Ancaman Trump Akan Semakin Keras Serang Iran Pekan Depan
Konflik sengit di Timur Tengah masih terus berlangsung. Presiden Amerika Serikat, Donald Trump, mengungkapkan bahwa pasukan AS akan melakukan serangan lebih intens ke Iran. Berdasarkan laporan AFP, Sabtu (14/3/2026), Trump menyatakan rencana untuk menyerang target-target di Iran “dengan kekuatan luar biasa”. Pernyataan ini menunjukkan kemungkinan peningkatan operasi militer antara AS dan Israel terhadap Iran saat perang memasuki minggu ketiga.
“Kita akan menyerang mereka (Iran) dengan sangat keras selama pekan depan,” ujar Trump dalam wawancara dengan Fox News Radio, seperti dilansir AFP, Sabtu (14/3/2026).
Trump juga menyatakan keyakinannya bahwa kepemimpinan Iran bisa terguling melalui pergerakan rakyat. Namun, ia menegaskan bahwa proses ini mungkin memakan waktu. “Saya yakin itu menjadi penghalang besar bagi mereka yang tidak bersenjata. Itu akan terjadi, tetapi mungkin tidak segera,” tambahnya dalam wawancara pada Jumat (13/3).
AS Akan Kirim Ribuan Marinir dan Kapal Perang Tambahan ke Timur Tengah
Penegasan Trump muncul setelah sebelumnya ia memberikan isyarat beragam terkait kemajuan dalam perang melawan Iran. Trump pernah menyebut bahwa “kita menang” dalam pertarungan melawan Iran dan menyatakan konflik bisa selesai “sangat cepat”. Namun, beberapa hari terakhir, ia kembali memperkuat komitmen untuk melanjutkan serangan.

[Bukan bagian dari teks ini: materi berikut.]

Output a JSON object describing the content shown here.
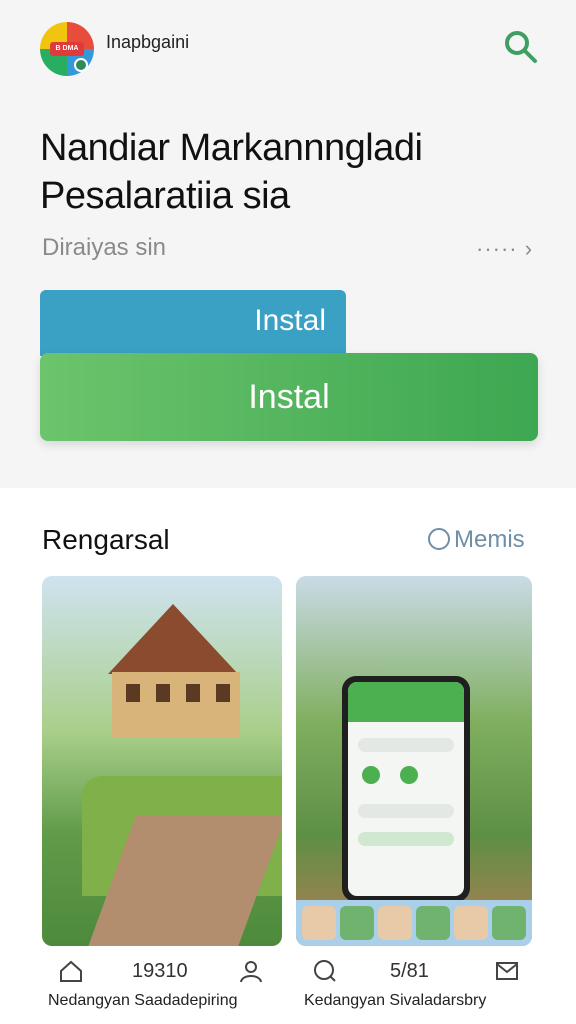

“Kita memiliki senjata yang luar biasa, amunisi tak terbatas, dan waktu yang cukup. Lihat saja akibatnya untuk para pemimpin Iran yang gila ini,” tegas Trump, menggunakan kata kasar merujuk pada para tokoh Iran.

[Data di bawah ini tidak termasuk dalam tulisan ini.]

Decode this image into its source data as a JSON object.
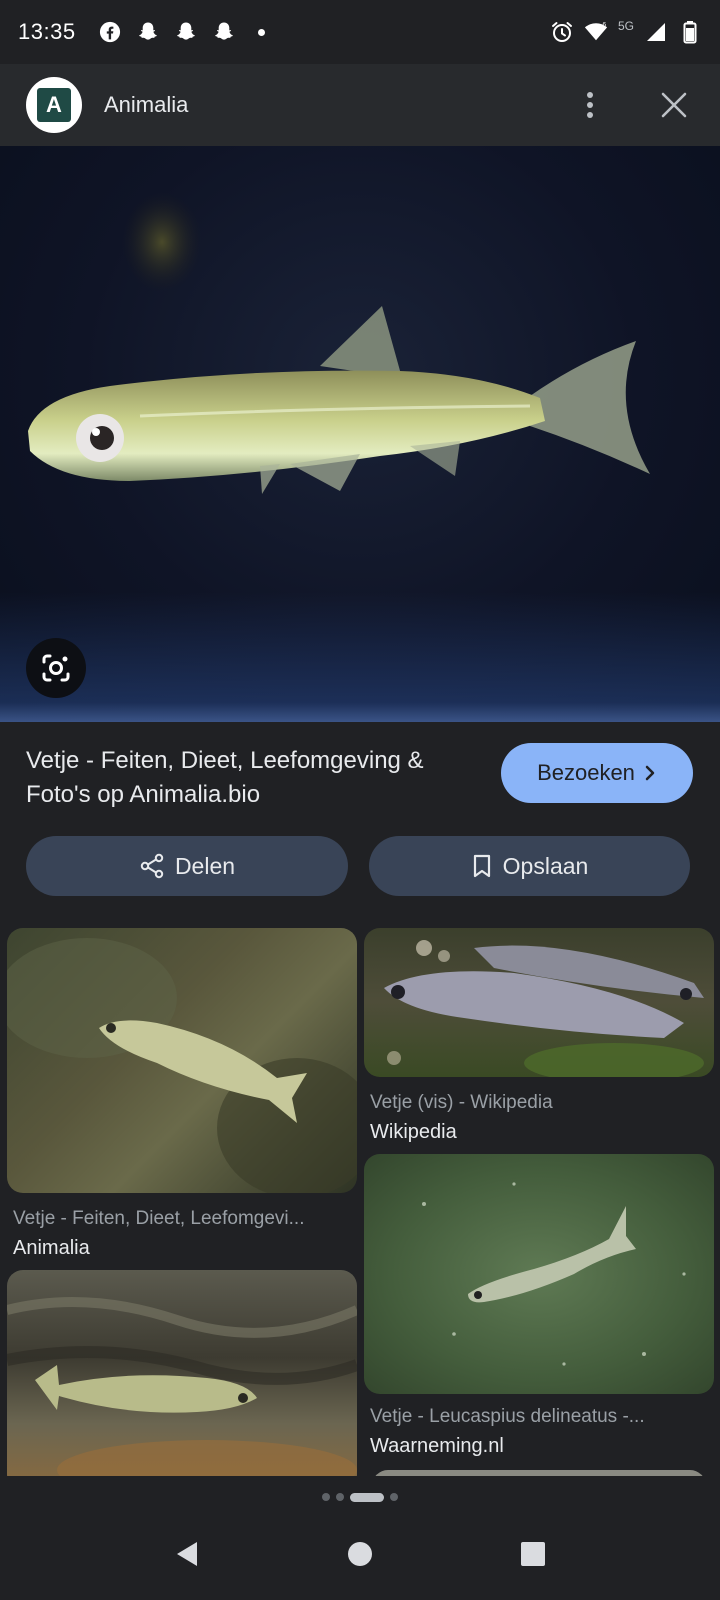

Sejak 28 Februari lalu, AS dan Israel meluncurkan serangan gabungan besar-besaran terhadap Iran. Teheran membalas dengan menyerang Israel serta negara-negara Teluk yang menyimpan aset militer AS menggunakan rudal dan drone, sehingga konflik semakin meluas. Pemimpin Tertinggi Iran, Ayatollah Ali Khamenei, tewas dalam pertarungan ini, dan saat ini Mojtaba Khamenei, putra dari Ali Khamenei, menjabat sebagai pemimpin tertinggi Iran.
Hamas Serukan Iran Setop Serang Negara-Negara Teluk
Dalam situasi yang semakin memanas, Hamas mengeluarkan pernyataan meminta Iran untuk menghentikan serangan terhadap negara-negara Teluk. Hal ini dilakukan sebagai upaya mengurangi dampak konflik terhadap pasar global dan aliran energi.